LE VILLE DEL SUBURBIO DI POMPEI

Il suburbio dell’antica città di Pompei era popolato da numerosi complessi insediativi sparsi sul territorio che rispondevano ad esigenze sia di carattere produttivo (fattorie destinate alla produzione di vino ed olio) che residenziale o stagionale per il soggiorno temporaneo del proprietario.

L’attività di tutela svolta dalla Soprintendenza Archeologica di Pompei ed ora dal Parco Archeologico di Pompei ha consentito di delineare un quadro alquanto complesso ed articolato, con l’individuazione di varie “ville”, poste nel territorio di competenza.

L’attuale campagna di scavo, in località Civita Giuliana, area a circa 700 m a nord-ovest delle mura dell’antica Pompei, oltre a confermare tali dati, ha messo in luce il settore produttivo - servile di un’ampia villa già, in parte, indagata agli inizi del ‘900 e l’ area (sud e sud-ovest della struttura) destinata ad uso agricolo.

I VECCHI SCAVI

Tra il 1907 e il 1908, nella zona immediatamente a nord di quella in esame, erano stati condotti scavi ad opera del Marchese Giovanni Imperiali, sulla base di una concessione di scavo rilasciata dall’allora Ministero della Pubblica Istruzione al privato secondo la normativa in vigore all’epoca, i cui resoconti sono stati pubblicati nel 1994 con una monografia della Soprintendenza.

Il vecchio scavo aveva portato alla luce 15 ambienti riferibili a due settori della villa, uno residenziale e l’altro produttivo.
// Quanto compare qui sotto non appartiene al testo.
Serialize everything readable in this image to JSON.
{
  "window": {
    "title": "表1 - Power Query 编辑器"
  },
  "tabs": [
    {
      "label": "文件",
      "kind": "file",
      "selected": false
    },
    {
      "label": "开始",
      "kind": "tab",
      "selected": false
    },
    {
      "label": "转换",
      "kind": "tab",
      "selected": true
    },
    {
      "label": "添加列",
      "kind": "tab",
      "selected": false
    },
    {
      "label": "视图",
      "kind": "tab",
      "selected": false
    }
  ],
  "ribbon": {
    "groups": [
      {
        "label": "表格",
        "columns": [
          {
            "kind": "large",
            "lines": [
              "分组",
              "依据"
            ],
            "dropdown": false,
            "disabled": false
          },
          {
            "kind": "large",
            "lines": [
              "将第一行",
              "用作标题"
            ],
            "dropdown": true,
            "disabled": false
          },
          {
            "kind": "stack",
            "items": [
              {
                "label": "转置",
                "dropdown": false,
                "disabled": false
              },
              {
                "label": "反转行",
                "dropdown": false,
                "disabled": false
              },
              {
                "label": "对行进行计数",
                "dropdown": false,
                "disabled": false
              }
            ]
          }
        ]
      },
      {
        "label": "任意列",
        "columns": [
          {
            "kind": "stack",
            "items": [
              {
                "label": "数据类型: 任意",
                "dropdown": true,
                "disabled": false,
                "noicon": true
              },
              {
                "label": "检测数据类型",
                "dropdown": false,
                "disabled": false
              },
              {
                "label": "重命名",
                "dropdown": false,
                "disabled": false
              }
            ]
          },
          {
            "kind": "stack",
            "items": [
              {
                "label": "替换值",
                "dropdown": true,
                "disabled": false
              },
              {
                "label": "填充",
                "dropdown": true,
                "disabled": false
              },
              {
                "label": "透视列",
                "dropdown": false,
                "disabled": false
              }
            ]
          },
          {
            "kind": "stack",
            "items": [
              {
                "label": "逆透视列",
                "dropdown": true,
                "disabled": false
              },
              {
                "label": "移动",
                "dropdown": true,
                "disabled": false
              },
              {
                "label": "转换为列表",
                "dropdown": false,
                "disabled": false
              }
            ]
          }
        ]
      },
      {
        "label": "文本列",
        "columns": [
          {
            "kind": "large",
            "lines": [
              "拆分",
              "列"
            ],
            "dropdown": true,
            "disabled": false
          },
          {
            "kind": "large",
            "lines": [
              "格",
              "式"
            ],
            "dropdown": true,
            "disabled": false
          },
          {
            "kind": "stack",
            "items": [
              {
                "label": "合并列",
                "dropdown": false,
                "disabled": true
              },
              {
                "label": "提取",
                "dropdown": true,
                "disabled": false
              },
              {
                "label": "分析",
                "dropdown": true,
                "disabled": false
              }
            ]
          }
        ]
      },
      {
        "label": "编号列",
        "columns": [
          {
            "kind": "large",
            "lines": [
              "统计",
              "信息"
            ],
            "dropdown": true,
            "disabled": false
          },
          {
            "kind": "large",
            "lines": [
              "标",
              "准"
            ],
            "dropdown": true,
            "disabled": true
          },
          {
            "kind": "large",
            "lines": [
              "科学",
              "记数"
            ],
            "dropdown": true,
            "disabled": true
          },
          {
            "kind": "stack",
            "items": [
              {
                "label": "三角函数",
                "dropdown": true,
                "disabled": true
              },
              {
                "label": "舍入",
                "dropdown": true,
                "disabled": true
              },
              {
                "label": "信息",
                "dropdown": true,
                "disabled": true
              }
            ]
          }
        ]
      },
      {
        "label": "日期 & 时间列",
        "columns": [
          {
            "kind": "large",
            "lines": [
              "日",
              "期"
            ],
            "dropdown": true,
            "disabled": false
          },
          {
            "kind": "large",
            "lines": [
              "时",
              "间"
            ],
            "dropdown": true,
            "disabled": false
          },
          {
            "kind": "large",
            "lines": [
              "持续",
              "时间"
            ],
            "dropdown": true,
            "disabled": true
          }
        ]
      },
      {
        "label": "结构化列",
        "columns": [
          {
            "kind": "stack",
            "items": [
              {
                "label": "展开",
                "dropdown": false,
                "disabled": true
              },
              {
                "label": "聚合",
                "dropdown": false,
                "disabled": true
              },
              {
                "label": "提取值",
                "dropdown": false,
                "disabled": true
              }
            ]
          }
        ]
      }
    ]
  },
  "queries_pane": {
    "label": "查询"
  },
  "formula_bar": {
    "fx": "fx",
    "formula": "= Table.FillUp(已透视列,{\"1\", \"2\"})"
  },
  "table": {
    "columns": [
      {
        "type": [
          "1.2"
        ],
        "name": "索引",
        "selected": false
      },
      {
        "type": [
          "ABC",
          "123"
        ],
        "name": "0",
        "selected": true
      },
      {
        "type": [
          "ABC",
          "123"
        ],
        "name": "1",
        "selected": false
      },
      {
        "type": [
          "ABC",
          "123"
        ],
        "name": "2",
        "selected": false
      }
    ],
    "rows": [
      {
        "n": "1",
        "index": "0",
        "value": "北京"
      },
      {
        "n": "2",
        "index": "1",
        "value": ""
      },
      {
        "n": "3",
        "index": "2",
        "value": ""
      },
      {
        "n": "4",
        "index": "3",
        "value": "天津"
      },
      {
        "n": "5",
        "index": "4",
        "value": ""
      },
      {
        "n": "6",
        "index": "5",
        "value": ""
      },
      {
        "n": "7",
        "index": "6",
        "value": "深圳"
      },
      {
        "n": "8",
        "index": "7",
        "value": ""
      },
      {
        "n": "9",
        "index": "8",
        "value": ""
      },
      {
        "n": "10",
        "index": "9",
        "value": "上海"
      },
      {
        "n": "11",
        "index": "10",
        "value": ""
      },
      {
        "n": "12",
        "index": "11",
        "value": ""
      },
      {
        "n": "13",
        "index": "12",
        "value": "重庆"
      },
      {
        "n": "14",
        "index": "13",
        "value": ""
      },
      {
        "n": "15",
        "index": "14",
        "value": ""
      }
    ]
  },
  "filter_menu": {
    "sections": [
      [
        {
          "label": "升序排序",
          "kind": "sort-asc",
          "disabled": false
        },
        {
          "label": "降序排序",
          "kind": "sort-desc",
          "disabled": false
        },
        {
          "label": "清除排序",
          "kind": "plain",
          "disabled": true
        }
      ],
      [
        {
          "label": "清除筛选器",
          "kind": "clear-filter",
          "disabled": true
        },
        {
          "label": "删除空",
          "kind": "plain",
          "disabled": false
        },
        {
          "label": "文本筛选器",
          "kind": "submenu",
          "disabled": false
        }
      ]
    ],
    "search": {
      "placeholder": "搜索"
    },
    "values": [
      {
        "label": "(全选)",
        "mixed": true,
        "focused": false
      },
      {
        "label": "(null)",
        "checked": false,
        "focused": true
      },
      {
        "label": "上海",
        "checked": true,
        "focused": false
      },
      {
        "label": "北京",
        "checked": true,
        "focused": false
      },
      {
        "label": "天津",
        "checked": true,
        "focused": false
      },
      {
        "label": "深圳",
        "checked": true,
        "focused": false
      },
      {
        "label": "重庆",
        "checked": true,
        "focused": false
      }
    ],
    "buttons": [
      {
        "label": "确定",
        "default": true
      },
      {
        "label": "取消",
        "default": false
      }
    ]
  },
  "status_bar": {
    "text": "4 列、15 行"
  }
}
Il settore residenziale si articolava intorno ad un peristilio a pianta rettangolare, delimitato sui lati Nord ed Est da un porticato sorretto da colonne in muratura, mentre il lato occidentale, sfruttando presumibilmente un salto di quota naturale, era delimitato da un lungo criptoportico coperto da una terrazza su cui si apriva il peristilio con l’affaccio sul terreno antistante.

Sul lato orientale del peristilio furono messi in luce cinque ambienti (gli unici di cui è stato possibile ubicare esattamente le strutture grazie alla documentazione fotografica dello scavo), decorati con pitture di III e IV stile e che restituirono una varietà tipologica di oggetti riferibile alla vita quotidiana, all’ornamento personale, al culto domestico.

Del settore produttivo, posto probabilmente sul lato nord-orientale dell’edificio, non si hanno informazioni tali da poterlo ubicare con certezza, ma sicuramente era costituito da un torcularium, da una cella vinaria e da altri ambienti adibiti allo stoccaggio delle derrate prodotte nel fondo agricolo che circondava l’edificio; incerta anche la posizione di un lararium dipinto posto all’angolo sud orientale del cortile.

Negli anni successivi altri rinvenimenti casuali hanno rilevato ulteriori resti di strutture.

Nel 1955, la Soprintendenza Archeologica, proprio a ridosso di uno dei saggi praticati durante l’attuale indagine, ha portato alla luce dei setti murari; interessante la presenza di due muri paralleli e perpendicolari al tracciato stradale, uniti da un muro di collegamento in opus craticium.

I CUNICOLI CLANDESTINI

Il complesso appena descritto negli ultimi decenni è stato interessato da scavi clandestini, individuati grazie alla scoperta di cunicoli sotterranei, esplorati dai Carabinieri con il supporto logistico dei Vigili del Fuoco.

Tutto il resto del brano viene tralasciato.